Measurement of executioner caspase (DEVDase) activity
Cells were lysed in 200 μl lysis buffer (10 mmol/l HEPES, pH 7.4, 42 mmol/l KCl, 5 mmol/l MgCl2, 1 mmol/l phenylmethylsulphonyl fluoride, 0.1 mmol/l EDTA, 0.1 mmol/l EGTA, 1 mmol/l dithiothreitol, 1 μg/ml pepstatin A, 1 μg/ml leupeptin, 5 μg/ml aprotinin, 0.5% CHAPS). Fifty microlitres of this lysate were added to 150 μl reaction buffer (25 mmol/l HEPES, 1 mmol/l EDTA, 0.1% CHAPS, 10% sucrose, 3 mmol/l dithiothreitol, pH 7.5 and 10 μmol/l of the caspase substrate Ac-DEVD-AMC). The substrate is efficiently cleaved by the apoptotic executioner caspases 3, 6 and 7 . Accumulation of fluorescent AMC fluorescence was monitored over 120 min using an HTS fluorescence plate reader (Perkin Elmer, Langen, Germany) (excitation 380 nm, emission 465 nm). Fluorescence of blanks containing no cell lysate were subtracted from the values. Protein content was determined using the Pierce Coomassie Plus Protein Assay reagent. Caspase activity was expressed as change in fluorescent units per microgram protein and per hour.

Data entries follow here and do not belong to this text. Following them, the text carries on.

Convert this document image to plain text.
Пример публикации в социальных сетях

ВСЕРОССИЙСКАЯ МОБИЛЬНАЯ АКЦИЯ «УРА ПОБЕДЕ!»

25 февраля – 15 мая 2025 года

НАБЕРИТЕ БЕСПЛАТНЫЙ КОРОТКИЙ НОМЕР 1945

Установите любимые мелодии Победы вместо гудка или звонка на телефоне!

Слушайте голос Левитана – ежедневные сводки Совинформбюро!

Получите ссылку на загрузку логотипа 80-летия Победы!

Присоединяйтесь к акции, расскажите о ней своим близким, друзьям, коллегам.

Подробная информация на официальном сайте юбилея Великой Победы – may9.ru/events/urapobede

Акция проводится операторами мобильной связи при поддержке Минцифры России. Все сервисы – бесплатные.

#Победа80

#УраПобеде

Detection of cytochrome-c release
The release of cytochrome-c from mitochondria into the cytosol was analysed by selective permeabilisation of the plasma membrane . Briefly, cells were permeabilised with 100 μg/ml digitonin at 4°C for 10 min. The supernatant representing the cytosol and the mitochondria-containing pellet fraction were separated by centrifugation and denaturated. SDS-PAGE and western blot analysis were performed as described. Cytochrome-c was detected with a monoclonal cytochrome-c antibody (7H8.2C12; Pharmingen, Franklin Lakes, NJ, USA), diluted 1:1,000.
Data are given as means±SEM. For statistical comparison, ANOVA and subsequent Tukey’s test were employed. A p value of p<0.05 was considered to be statistically significant.